Saturday, October 6, 2007

Credo 34 ...who proceeds from the Father...

‘The earth was without form and void, and darkness was upon the face of the deep; and the Spirit of God was moving over the face of the waters’ (Gn. 1.2).

‘But when the Counsellor comes, whom I shall send to you from the Father, even the Spirit of truth, who proceeds from the Father, he will bear witness to me’ (Jn 15.26).

‘God has revealed to us through the Spirit. For the Spirit searches everything, even the depths of God. For what person knows a man's thoughts except the spirit of the man which is in him? So also no one comprehends the thoughts of God except the Spirit of God’ (1 Cor. 2.11-12).

There are many allusions to the Spirit of God in the scriptures. It is through the teaching of Christ and the experience of St Paul and the other Apostles in the early church that the Counsellor, the Advocate, the Paraclete is known as the third Person of the Trinity. That is, the Trinity is revealed to us by its missions, by the fact that the Son and the Spirit are sent from God, the Father: the Son from the Father and the Spirit of God whom the Son sends from the Father.

But these Persons do not begin to exist when they are sent in these missions, for then God would have some parts that are not eternal and we would have divided God. The Father, Son and Spirit are eternally related, for God is simply one.

The language we received from Jesus helps us to understand these relations. The first is clear: the Son is begotten by the Father. That is, the Son finds his eternal origin in the Father as the names suggest. But the Spirit too, as the Spirit of God is eternally generated in God, a generation which Jesus calls procession.
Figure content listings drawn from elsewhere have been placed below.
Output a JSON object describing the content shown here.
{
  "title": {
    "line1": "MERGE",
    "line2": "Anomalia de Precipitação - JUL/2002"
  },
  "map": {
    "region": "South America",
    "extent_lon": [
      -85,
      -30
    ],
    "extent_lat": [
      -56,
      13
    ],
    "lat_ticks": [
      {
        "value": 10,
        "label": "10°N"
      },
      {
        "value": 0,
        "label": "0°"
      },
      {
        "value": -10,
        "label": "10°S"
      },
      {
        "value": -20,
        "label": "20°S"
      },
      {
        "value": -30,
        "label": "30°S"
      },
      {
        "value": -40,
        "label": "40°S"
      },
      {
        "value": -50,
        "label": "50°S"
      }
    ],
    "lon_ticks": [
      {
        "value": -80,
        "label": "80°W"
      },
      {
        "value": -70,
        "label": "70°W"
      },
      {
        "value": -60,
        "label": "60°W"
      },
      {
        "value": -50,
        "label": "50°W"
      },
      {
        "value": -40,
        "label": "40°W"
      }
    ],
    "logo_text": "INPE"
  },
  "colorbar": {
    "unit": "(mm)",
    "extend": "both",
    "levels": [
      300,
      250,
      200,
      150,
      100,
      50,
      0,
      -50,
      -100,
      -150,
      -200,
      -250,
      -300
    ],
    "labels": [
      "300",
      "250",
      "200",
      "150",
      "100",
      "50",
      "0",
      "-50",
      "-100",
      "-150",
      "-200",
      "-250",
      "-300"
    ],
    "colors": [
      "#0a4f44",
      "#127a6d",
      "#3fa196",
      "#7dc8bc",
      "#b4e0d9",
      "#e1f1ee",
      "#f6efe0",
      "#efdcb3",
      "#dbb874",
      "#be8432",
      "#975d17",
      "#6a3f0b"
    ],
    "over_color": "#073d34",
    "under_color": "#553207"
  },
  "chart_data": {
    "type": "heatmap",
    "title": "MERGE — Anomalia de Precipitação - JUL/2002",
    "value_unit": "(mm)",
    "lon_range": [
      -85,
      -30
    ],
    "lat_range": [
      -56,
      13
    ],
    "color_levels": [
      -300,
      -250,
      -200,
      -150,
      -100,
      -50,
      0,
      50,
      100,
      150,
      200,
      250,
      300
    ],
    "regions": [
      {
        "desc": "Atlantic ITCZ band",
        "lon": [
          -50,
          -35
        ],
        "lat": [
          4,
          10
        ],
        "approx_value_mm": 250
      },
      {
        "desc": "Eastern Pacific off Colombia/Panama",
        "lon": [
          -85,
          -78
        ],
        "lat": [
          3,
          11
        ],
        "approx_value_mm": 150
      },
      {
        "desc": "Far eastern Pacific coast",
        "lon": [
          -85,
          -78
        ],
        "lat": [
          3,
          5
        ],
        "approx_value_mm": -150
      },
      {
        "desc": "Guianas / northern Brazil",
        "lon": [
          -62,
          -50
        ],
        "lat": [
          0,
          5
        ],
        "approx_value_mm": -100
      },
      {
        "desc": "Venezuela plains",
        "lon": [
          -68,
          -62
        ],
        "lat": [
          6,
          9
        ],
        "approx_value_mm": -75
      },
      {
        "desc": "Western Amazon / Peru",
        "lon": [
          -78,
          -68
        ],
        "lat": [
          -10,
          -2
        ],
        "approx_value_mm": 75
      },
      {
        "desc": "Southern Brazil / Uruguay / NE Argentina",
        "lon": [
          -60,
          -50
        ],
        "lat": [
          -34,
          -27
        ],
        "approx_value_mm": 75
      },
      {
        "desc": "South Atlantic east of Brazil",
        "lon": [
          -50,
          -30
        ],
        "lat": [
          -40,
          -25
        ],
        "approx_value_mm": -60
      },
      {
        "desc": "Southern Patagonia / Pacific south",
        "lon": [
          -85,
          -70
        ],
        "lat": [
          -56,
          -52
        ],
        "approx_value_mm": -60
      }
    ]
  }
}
When we say that the Holy Spirit, the Lord, the giver of life proceeds from the Father, we are simply stating the revelation that the Holy Spirit sent by God is simply God from all eternity. God sends himself into the world to dwell in humanity. It is in the light of this astonishing thought that we must continue to address St Paul’s question to ourselves: ‘do you not know that you are God's temple and that God's Spirit dwells in you?’ (1 Cor. 3.16).